# When will it end?!



## Acorn (Jul 28, 2009)

This fucking heat is killing me! Literally! I'm from California...too hot down there, so go north..right? Wrong! I'm in Seattle and I'm still sweating balls!! Anyone out there got cooler weather goin' on where they're at?:sos:


----------



## moe (Jul 28, 2009)

try way up north.....
srry bout that mate


----------



## Mouse (Jul 28, 2009)

it finally got really hot out here. but it's still not THAT bad considering how hot it SHOULD be normally.


----------



## moe (Jul 28, 2009)

i accept the heat because it comes with summer.


----------



## maus (Jul 28, 2009)

come to santa cruz. its been freakishly cool esp. at night.


----------



## Beyond The Sun (Jul 29, 2009)

It's been cool and rainy for most of the summer here in New England.


----------



## Atilla the Hun (Jul 30, 2009)

How long has this been going on? I just saw this on the news like 5 minutes ago, about the heat melting roads and shit. I'm going to Portland in a few days, how likely do you think it is that the weather will cool down by then?


----------



## kai (Jul 30, 2009)

victoria bc always has a nice cool ocean breeze blowing over it on all fronts because of it's location...its been sitting in the 70's range the last i heard and cooler at night still.


----------



## connerR (Jul 30, 2009)

It's not too bad out here. 

This site is pretty good for telling you how the temperature is. 

THE FUCKING WEATHER


"Huntington Beach, CA
77°?!

ITS FUCKING NICE"


----------



## RideMoreTrains (Jul 30, 2009)

I spent time in southern Thailand many years ago and the heat and humidity there outweigh anything you'll find in the United States. I wouldn't complain come winter time you'll all be saying its to cold.


----------



## RideMoreTrains (Jul 30, 2009)

I'm just saying most of the people who complain about the heat are whining about how cold it is come winter time. I'm personally not really ever bothered by either unless my life is in danger and that has happened two or three times. Alaska is extreme and I have spent time up there too. Anyone who can last 9 years there should be able to handle the cold anywhere. I'd say a good 97% of the general population wouldn't last 1 month up there in the dead of winter. I spent just a year up there working on a shore processing facility and left to come help my bro on his farm, but I would definitely go back given the chance.


----------



## connerR (Jul 30, 2009)

ArrowInOre said:


> Cold, hahaha, I laugh in your general direction, hahahah I pulled 9 years in AK, I am quite familiar withthe cold myself, hahaha....OH and conneR, scroll back up and see where I already mentioned Fuckin weather .com, lol...But thanks for getting that link in haha...

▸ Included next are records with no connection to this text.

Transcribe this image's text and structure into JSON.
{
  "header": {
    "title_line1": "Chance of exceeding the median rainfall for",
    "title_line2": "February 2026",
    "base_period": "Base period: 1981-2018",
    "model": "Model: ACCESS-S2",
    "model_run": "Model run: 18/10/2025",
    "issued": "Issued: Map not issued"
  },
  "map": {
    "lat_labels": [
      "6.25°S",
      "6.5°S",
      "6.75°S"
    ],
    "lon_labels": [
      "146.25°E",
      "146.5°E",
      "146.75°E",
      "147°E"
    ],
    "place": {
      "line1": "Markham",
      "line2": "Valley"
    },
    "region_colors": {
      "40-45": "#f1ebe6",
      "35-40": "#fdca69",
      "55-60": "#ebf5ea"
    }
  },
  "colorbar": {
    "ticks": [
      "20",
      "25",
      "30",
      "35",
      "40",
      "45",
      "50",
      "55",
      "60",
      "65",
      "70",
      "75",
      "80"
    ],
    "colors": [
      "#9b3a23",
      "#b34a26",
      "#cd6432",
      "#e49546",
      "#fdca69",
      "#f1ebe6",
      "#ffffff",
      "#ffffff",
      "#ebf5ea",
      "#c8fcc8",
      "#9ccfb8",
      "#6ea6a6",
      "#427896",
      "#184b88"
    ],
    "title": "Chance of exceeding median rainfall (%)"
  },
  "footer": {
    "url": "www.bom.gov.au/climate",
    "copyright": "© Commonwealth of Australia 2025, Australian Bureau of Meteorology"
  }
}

ah, thats what i get for not reading the whole thread before posting! 

in my home town of the high desert it's been about 100-110. lots of fun in the dry heat.


----------



## Mouse (Jul 31, 2009)

yeah. I don't like winter simply because of the shorter days. the cold is fine with me. I got more than enough neat jackets and cute sweaters, I'm ok with the cold. 

infact, I sometimes get annoyed with summer simply becuase I start to miss my leather jacket.


----------



## wartomods (Aug 2, 2009)

You know what is fucking annoying , the same fucking weather all year long


----------



## Mouse (Aug 3, 2009)

hahaa
to a certain point, yes.


----------



## wasted (Aug 3, 2009)

here in PA the summer has been really mild, 70s-80s every day, kind of cold at night, rains a lot. the earth is really alive though, the woods look like a dayglo rainforest and the streams are flowing generously.


----------



## Mouse (Aug 3, 2009)

indeed. it's been really nice in these parts lately. I'm only a few mins south of the mason dixon so it's pretty much the same here.


----------